According to Chrystie Cole, “A good illustration of this strength can be drawn from a 12th-century architectural innovation known as the flying buttress. Commonly used in Gothic architecture, a flying buttress provides essential support hat preserves the architectural soundness and integrity of a building. These buttresses bear weight and relieve pressure from the walls, allowing for higher ceilings, ornate latticing, and extra windows. Like these powerful structures, a woman provides an undergirding strength within the context of relationship that empowers others to become and achieve things that might have otherwise been impossible. She is an essential counterpart providing necessary, load-bearing support.”
Is that a beautiful example or what?! I nearly teared when I first read this! Thank you Chrystie Cole!
When I asked my husband earlier this year, “How can I support you as a wife?” (Be warned…this is a dangerous question to ask your husband if you aren’t ready and willing to humbly receive the answer!) His response was, “Take care of the home and do the things I ask you to.”
Even back then I knew that he wanted me to delight in being at home and managing our home wholeheartedly, but I would get distracted and fill up my calendar with other things to do, and simply delegate the homemaking to my household help.
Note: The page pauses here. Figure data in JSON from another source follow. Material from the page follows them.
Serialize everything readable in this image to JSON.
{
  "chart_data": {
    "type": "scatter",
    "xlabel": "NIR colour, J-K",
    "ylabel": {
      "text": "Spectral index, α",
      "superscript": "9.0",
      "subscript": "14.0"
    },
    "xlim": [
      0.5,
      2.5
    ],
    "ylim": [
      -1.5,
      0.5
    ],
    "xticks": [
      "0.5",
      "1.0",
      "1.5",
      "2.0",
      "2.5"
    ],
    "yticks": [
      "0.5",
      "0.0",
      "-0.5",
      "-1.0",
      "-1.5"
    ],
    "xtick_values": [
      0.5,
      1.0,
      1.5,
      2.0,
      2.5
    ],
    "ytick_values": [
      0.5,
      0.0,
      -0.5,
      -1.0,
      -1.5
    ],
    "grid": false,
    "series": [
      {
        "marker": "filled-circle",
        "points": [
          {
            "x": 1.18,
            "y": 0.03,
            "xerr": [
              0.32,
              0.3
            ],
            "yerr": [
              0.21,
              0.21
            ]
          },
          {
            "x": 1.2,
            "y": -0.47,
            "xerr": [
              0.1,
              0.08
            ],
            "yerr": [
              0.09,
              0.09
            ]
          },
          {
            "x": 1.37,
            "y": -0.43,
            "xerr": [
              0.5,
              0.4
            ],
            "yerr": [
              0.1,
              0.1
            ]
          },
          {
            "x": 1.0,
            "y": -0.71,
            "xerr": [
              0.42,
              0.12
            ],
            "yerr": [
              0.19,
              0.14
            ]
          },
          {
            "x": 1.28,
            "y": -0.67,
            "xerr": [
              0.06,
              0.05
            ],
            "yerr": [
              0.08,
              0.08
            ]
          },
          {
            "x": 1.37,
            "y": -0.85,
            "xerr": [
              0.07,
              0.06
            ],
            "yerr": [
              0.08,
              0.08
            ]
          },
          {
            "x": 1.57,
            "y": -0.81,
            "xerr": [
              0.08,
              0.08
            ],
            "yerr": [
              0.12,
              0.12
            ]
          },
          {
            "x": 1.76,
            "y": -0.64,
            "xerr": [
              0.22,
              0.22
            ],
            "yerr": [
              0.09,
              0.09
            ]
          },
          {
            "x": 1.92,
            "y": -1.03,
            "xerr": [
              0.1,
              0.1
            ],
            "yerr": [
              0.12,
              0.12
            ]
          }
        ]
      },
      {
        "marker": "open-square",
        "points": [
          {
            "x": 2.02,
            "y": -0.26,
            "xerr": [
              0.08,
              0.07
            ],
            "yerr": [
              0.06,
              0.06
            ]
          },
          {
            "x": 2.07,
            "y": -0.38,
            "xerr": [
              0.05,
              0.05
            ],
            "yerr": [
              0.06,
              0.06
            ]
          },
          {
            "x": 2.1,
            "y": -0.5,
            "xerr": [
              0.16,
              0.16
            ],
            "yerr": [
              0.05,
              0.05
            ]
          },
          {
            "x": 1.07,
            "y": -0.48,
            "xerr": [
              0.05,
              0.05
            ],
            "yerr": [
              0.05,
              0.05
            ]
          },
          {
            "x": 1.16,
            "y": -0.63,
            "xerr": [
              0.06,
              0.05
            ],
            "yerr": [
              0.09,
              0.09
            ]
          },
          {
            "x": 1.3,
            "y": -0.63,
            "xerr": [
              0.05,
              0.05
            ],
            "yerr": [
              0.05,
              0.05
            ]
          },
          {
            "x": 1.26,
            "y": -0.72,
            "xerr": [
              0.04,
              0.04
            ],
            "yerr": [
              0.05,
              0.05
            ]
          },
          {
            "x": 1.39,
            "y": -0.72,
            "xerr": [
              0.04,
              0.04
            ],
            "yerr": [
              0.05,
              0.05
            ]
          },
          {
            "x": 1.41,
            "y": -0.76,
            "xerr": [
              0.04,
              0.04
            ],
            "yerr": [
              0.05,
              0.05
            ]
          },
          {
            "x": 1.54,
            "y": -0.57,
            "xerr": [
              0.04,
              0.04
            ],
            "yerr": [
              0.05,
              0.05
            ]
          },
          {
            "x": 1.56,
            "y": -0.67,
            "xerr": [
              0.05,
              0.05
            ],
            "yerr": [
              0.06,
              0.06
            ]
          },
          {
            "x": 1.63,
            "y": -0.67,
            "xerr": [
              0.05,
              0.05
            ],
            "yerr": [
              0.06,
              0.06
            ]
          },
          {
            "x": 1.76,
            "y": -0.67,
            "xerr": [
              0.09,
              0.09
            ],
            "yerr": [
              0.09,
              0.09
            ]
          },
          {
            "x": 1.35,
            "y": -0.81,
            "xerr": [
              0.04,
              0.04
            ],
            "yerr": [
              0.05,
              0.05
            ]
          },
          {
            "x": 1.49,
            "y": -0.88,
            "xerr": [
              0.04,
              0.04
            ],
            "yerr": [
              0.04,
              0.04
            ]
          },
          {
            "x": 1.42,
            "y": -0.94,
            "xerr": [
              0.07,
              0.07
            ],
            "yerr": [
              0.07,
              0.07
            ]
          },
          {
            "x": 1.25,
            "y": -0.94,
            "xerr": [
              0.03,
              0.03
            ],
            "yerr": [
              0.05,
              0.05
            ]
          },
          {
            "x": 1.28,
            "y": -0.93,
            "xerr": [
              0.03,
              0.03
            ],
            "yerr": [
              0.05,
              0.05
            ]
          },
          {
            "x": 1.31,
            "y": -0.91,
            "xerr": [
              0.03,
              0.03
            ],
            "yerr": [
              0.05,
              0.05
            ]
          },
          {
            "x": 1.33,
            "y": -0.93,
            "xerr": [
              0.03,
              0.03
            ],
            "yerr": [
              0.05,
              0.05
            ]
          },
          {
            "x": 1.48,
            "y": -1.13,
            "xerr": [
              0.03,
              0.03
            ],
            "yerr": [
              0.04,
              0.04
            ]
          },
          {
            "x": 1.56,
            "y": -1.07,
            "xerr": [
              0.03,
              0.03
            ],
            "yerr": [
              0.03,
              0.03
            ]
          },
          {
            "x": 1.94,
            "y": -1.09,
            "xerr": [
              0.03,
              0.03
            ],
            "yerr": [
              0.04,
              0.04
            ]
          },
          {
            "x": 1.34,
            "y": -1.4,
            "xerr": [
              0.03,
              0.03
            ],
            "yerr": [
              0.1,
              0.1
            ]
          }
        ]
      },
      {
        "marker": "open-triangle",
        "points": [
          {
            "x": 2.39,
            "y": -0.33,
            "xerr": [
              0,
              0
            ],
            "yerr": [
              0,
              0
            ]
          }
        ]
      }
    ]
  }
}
Now I better understand that he notices the difference between my full engagement and presence as a homemanager, and my convenient detachment from it.
I started this article a few days ago, but yesterday, when Edric came home, he found me using a power tool (oh yeah), a drill, to make holes in our wall to hang our family photos in the hallway upstairs. I also hung up one of my paintings, which had been stored in the linen closet for over a year. Elijah ably assisted me with the drill, too.
Together with the kids, I started a garden project in the yard, which is something Edric wanted me to be on top of. The kids and I also kickstarted their story-book writing for the seven character books that Edric’s been asking us to do for the last two years, Plus, I spent about an hour trimming all the bamboo that was overgrown and looking hideously neglected instead of waiting on Edric to do the gardening. During my mad-bamboo-cutting-spree, I got bitten at least twenty times by red ants. Yet after a day of wholehearted homemaking, I felt very fulfilled! The kids enjoyed helping me as well, which was a wonderful bonus, since it got them outdoors and encouraged them to be productive and learn new skills.
I didn’t mean to brag in the last part by talking about everything I did yesterday, but I didn’t want to end this article by “preaching” about things that I need to apply myself. So I got crackin’ on my home-making!
There remains a list of things to do that will probably never end, and I’m still not a Martha Stewart by any measure, but I’m thankful that God is using my teacher-husband to refine me in the very best way. Without his corrections and suggestions about how to be better I would stagnate as a person and never achieve my fullest potential as an Ezer to him, my kids, and to others.
If you have a husband like me or persons in your life who challenge you to grow and improve, let’s praise the Lord together! This is going to be good for us! We need this!